Last year, “Marine Gas Oil (MGO) leakages are estimated to have cost the nation GHȻ18million in lost tax revenue, while export dumping cost over GHȻ850million,” the Chief Executive Officer (CEO) of the National Petroleum Authority (NPA), Mr. Alhassan Tampuli has revealed.

According to him, the petroleum industry have had corrupt and dishonest service providers who cheated the system with the dumping of export declared products and MGO Foreign declared products to be sold to foreign vessels for economic gain and tax avoidance.

Speaking at this year’s Downstream Colloquium organised by the NPA, Mr Tampuli said, the NPA in partnership with the Ministries of Energy and Finance have employed rigid measures to help reduce the leakages.

The measures, he revealed included the application of domestic taxes on MGO sold to foreign vessels and a collaboration with sub-regional neighbours to help account for products declared as exports to their countries.

“All these measures are aimed at removing the economic incentive to cheat the system and are seen to be yielding some results.

“MGO foreign for instance has reduced from 20million litres a month to 290,000 litres a month based on the Authority’s preliminary estimates,” Mr Tampuli said.

To ensure that the system is more efficient and less porous, the NPA would assist the Ghana Revenue Authority (GRA) to achieve the Special Petroleum Tax (SPT) revenue target of GHȻ 1.8 billion as wells Ministry of Finance’s Energy Sector Levies Act (ESLA) revenue target of GHS 3.7 billion.

“The NPA recognises the vibrant and dynamic nature of our industry and is committed to formulating and implementing innovative strategies and policies that will ensure that the industry remains efficient and profitable and at the same time ensuring that the good people of Ghana get the best value for money,” the NPA boss assured.

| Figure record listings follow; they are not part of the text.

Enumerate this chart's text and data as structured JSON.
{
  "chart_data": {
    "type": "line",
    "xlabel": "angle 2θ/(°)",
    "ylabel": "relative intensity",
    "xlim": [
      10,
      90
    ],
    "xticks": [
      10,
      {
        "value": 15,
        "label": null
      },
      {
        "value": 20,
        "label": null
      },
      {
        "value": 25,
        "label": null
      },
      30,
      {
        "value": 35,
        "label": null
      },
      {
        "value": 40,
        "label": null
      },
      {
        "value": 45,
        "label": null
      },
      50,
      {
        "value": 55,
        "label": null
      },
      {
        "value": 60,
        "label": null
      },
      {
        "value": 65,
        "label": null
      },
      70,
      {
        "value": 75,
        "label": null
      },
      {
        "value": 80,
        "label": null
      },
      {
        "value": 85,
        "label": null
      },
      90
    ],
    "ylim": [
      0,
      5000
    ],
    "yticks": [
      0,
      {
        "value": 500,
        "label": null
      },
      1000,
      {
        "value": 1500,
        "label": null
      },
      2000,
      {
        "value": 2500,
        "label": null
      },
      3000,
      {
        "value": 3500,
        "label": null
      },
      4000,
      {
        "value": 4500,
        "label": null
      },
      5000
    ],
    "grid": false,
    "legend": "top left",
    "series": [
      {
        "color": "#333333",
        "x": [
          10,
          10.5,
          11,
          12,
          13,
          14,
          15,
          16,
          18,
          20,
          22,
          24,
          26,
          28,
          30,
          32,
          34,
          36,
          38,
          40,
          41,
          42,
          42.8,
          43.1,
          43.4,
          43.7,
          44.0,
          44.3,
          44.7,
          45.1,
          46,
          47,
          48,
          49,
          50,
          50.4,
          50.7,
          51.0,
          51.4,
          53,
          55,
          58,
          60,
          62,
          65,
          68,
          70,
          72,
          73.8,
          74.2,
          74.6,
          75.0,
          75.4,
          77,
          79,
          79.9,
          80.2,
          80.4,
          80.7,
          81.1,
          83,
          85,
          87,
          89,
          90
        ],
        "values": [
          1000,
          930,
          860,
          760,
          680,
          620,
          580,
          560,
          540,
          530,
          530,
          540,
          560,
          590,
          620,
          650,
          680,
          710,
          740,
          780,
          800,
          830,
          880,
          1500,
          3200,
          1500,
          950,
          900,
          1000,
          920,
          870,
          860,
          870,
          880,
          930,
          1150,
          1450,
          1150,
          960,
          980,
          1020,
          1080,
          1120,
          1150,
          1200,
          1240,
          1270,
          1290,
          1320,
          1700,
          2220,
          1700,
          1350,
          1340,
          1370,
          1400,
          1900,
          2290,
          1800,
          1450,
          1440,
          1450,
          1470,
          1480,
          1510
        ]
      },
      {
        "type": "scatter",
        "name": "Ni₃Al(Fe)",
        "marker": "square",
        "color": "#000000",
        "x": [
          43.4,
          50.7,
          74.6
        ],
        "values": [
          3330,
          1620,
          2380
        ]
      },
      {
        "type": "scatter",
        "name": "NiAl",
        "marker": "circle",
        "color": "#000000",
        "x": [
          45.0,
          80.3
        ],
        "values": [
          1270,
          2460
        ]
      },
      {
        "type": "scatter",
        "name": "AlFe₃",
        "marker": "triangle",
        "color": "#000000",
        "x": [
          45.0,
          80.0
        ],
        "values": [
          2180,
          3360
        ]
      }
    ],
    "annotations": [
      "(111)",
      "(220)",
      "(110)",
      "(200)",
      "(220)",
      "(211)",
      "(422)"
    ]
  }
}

New Model for LPG Distribution

As part of plans to ensure Ghanaians get proper value for money, the government through the Ministry of Energy would fully roll out its Cylinder Recirculation model for distribution and marketing of LPG.

This is to ensure Ghanaians have access to safe, clean and environmentally friendly LPG for increased domestic, commercial and industry usage—from the current 25% level to 50%.